Efficient Inference after Directionally Stable Adaptive Experiments
This work addresses the challenge of reliable inference in adaptive experiments, which is crucial for fields like online learning and clinical trials, though it is incremental as it builds on existing stability concepts.
The paper tackles the problem of performing efficient statistical inference on scalar targets after adaptive data collection, such as in bandit algorithms, by introducing a weaker condition called directional stability. It shows that under this condition, estimators remain asymptotically normal and semiparametrically efficient, with verification for LinUCB providing the first such guarantee for a regular scalar target under this sampling method.

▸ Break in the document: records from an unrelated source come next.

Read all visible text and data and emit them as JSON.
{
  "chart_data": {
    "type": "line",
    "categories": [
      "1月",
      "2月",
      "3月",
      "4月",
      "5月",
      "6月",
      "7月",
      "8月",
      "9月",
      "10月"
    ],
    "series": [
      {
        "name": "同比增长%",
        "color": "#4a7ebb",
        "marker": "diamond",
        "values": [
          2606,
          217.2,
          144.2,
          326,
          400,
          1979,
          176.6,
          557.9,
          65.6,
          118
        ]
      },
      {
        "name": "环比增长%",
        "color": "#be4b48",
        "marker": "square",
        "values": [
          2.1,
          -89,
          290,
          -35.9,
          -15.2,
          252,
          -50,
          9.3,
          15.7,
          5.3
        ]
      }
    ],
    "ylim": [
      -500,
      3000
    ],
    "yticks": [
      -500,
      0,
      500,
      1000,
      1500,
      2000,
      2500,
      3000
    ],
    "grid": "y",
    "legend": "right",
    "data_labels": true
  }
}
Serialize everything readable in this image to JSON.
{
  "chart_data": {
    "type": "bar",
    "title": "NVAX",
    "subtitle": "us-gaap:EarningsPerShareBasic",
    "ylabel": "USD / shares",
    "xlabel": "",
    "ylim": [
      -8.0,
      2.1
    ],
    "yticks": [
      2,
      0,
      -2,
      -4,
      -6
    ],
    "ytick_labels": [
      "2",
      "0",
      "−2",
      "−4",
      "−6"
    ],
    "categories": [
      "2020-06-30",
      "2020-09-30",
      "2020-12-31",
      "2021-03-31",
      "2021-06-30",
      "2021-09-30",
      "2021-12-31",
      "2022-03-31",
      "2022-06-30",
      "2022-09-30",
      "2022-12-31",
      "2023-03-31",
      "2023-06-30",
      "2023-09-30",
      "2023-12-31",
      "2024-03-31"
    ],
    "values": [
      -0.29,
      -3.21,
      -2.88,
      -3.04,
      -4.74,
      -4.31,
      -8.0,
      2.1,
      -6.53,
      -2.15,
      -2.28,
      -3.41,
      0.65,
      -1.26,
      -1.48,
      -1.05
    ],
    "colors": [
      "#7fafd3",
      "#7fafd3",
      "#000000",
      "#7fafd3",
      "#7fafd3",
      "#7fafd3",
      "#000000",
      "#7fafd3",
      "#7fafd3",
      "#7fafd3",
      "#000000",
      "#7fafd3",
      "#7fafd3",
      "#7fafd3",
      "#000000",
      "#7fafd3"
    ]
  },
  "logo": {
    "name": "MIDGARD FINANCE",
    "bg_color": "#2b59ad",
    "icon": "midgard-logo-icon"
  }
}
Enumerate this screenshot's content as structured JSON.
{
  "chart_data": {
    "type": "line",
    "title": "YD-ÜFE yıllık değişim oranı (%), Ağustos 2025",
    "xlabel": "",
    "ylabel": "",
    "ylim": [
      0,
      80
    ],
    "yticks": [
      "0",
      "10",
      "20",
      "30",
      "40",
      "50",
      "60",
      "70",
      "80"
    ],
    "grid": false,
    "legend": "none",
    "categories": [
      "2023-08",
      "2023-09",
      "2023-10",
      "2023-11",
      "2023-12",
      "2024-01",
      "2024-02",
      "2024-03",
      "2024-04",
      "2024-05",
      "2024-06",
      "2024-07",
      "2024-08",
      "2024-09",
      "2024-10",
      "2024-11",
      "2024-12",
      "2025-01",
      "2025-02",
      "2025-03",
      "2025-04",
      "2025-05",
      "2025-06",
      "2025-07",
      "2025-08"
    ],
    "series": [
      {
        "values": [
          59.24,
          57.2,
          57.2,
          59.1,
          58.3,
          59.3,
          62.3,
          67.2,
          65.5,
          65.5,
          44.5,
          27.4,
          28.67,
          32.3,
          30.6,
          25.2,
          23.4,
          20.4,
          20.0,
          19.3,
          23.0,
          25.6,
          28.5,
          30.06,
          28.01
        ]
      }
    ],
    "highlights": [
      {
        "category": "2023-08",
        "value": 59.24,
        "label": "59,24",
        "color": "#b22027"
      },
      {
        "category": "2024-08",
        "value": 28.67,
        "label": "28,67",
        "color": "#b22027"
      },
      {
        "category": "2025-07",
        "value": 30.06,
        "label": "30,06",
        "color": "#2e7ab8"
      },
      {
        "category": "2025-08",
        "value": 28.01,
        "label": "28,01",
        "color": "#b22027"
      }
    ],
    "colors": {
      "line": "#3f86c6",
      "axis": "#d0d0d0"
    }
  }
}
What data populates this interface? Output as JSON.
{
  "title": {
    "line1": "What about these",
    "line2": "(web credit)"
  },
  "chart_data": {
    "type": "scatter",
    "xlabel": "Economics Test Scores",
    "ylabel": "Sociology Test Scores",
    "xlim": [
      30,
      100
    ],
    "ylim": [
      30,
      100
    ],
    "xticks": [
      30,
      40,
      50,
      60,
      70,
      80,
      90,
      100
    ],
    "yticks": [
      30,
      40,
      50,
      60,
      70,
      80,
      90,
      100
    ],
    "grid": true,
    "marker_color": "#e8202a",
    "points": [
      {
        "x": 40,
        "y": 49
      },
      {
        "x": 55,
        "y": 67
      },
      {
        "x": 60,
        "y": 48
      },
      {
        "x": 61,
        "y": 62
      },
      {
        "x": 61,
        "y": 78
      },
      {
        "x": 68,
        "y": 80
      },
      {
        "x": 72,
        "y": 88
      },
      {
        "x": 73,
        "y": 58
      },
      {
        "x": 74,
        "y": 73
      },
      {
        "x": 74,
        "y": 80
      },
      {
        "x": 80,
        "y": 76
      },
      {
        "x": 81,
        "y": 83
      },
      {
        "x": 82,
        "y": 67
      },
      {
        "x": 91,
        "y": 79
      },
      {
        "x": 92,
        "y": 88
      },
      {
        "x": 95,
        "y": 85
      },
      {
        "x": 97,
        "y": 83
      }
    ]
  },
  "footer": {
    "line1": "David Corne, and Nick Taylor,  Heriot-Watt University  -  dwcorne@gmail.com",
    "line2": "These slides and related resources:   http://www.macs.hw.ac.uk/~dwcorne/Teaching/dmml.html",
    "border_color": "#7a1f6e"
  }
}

We study inference on scalar-valued pathwise differentiable targets after adaptive data collection, such as a bandit algorithm. We introduce a novel target-specific condition, directional stability, which is strictly weaker than previously imposed target-agnostic stability conditions. Under directional stability, we show that estimators that would have been efficient under i.i.d. data remain asymptotically normal and semiparametrically efficient when computed from adaptively collected trajectories. The canonical gradient has a martingale form, and directional stability guarantees stabilization of its predictable quadratic variation, enabling high-dimensional asymptotic normality. We characterize efficiency using a convolution theorem for the adaptive-data setting, and give a condition under which the one-step estimator attains the efficiency bound. We verify directional stability for LinUCB, yielding the first semiparametric efficiency guarantee for a regular scalar target under LinUCB sampling.